THE Game Council and the Shooters and Fishers Party are demanding an inquiry into why a game manager was recently suspended over claims of an illegal hunting incident on a cattle station in outback NSW.
Andy Mallen, was reinstated to his position as the Game Council's head of firearms training and law enforcement, three days after Primary Industries Minister Katrina Hodgkinson had stood him down and the council's communications manager and acting chief executive, Greg McFarland.
The pair were suspended after police at the rural crimes unit in Bourke confirmed they were investigating claims two Game Council employees in a council-owned vehicle strayed across a national park and on to private property and killed a goat.
Diane Noble, the owner of Karwarn cattle station, a 110 kilometres south of Cobar, reported the incident to police. She has passed photographic evidence of the dead goat, which had been left behind, to investigators.
Mr Mallen, who had insisted he was not at Karwarn when the alleged incident took place on December 28 last year, was reinstated on Friday after police accepted he was in Sydney on that day.
The investigation continues but the Game Council has called for inquiry, claiming the allegations were leaked as part of a "smear campaign".
The council has been thrust into the spotlight over its impending role in licensing hunters when the state's national parks are opened to shooting on March 1.
Letter to the editor
Backflip a vindication
THE reinstatement of suspended Game Council NSW employee Mr Andrew Mallen has not only vindicated the individual and the organisation, but also revealed the desperation of the extreme green and animal liberation movement in their fight against any practical environmental solutions that involve responsible conservation hunters or hunting.
Mr Mallen had been suspended by the Minister following completely false allegations of illegal hunting, reported in the Sydney Morning Herald on Wednesday, January 23 and reprinted in this newspaper.
The Minister commented that Mr Mallen was reinstated following, “a detailed statement [given] to NSW Police by Mr Mallen that clearly proves he was in Sydney on the date of the alleged incident”.
This is just the first hole in the story; Andrew Mallen was hundreds of kilometres from where the alleged incident occurred.
How does an innocent man end up on the front page of a newspaper?

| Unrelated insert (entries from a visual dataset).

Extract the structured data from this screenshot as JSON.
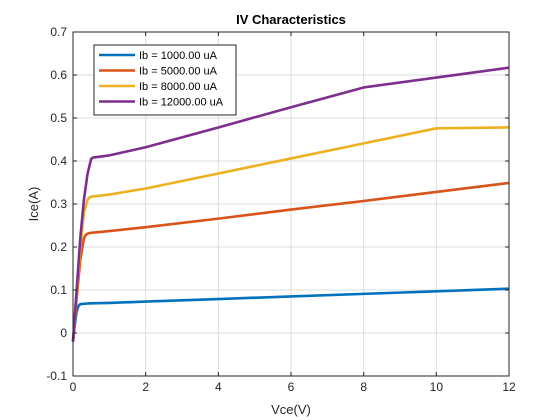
{
  "chart_data": {
    "type": "line",
    "title": "IV Characteristics",
    "xlabel": "Vce(V)",
    "ylabel": "Ice(A)",
    "xlim": [
      0,
      12
    ],
    "ylim": [
      -0.1,
      0.7
    ],
    "xticks": [
      0,
      2,
      4,
      6,
      8,
      10,
      12
    ],
    "yticks": [
      -0.1,
      0,
      0.1,
      0.2,
      0.3,
      0.4,
      0.5,
      0.6,
      0.7
    ],
    "xtick_labels": [
      "0",
      "2",
      "4",
      "6",
      "8",
      "10",
      "12"
    ],
    "ytick_labels": [
      "-0.1",
      "0",
      "0.1",
      "0.2",
      "0.3",
      "0.4",
      "0.5",
      "0.6",
      "0.7"
    ],
    "grid": true,
    "legend_position": "top-left",
    "series": [
      {
        "name": "Ib = 1000.00 uA",
        "color": "#0072BD",
        "x": [
          0,
          0.05,
          0.1,
          0.15,
          0.2,
          0.3,
          0.5,
          1,
          2,
          4,
          6,
          8,
          10,
          12
        ],
        "y": [
          -0.02,
          0.02,
          0.05,
          0.063,
          0.067,
          0.068,
          0.069,
          0.07,
          0.073,
          0.079,
          0.085,
          0.091,
          0.097,
          0.103
        ]
      },
      {
        "name": "Ib = 5000.00 uA",
        "color": "#D95319",
        "x": [
          0,
          0.1,
          0.2,
          0.3,
          0.35,
          0.4,
          0.5,
          1,
          2,
          4,
          6,
          8,
          10,
          12
        ],
        "y": [
          -0.02,
          0.08,
          0.17,
          0.22,
          0.228,
          0.231,
          0.233,
          0.237,
          0.246,
          0.266,
          0.287,
          0.307,
          0.328,
          0.349
        ]
      },
      {
        "name": "Ib = 8000.00 uA",
        "color": "#EDB120",
        "x": [
          0,
          0.1,
          0.2,
          0.3,
          0.4,
          0.45,
          0.5,
          1,
          2,
          4,
          6,
          8,
          10,
          12
        ],
        "y": [
          -0.02,
          0.09,
          0.2,
          0.28,
          0.31,
          0.315,
          0.317,
          0.322,
          0.336,
          0.371,
          0.406,
          0.441,
          0.476,
          0.478
        ]
      },
      {
        "name": "Ib = 12000.00 uA",
        "color": "#7E2F8E",
        "x": [
          0,
          0.1,
          0.2,
          0.3,
          0.4,
          0.5,
          0.55,
          1,
          2,
          4,
          6,
          8,
          10,
          12
        ],
        "y": [
          -0.02,
          0.1,
          0.22,
          0.31,
          0.37,
          0.405,
          0.408,
          0.413,
          0.432,
          0.478,
          0.525,
          0.571,
          0.594,
          0.617
        ]
      }
    ]
  }
}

The article has simple inaccuracies, such as Mr Mallen’s proper job title, the correct one being easily obtained from the Game Council website.

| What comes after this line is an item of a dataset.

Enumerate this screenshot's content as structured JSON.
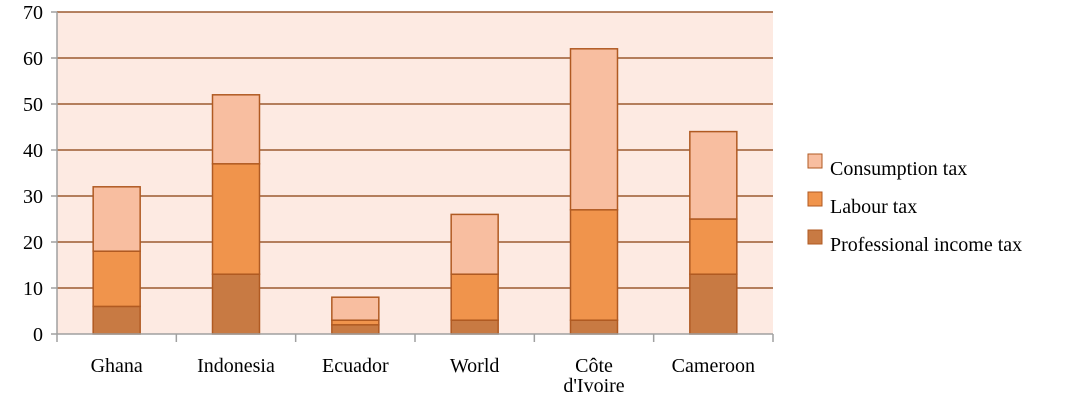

This is a case of an appalling lack of journalistic fact-checking, standards and integrity.
The Sydney Morning Herald journalist who released the story should fully cooperate with the Minister’s fact-finding investigation so that the people who initiated this appalling event can be listed in the report and placed on the public record.
Simple fact-checking would also have revealed that the landowners making the accusations have a vested interest in keeping hunters away from the feral goat population in the neighbouring nature reserve.
This is a basic attack on recent government policy. The anti-hunting movement has attempted to undermine the Game Council, and hunting in general, by discrediting two of its senior employees, in order to further the unfounded smear campaign they are carrying out.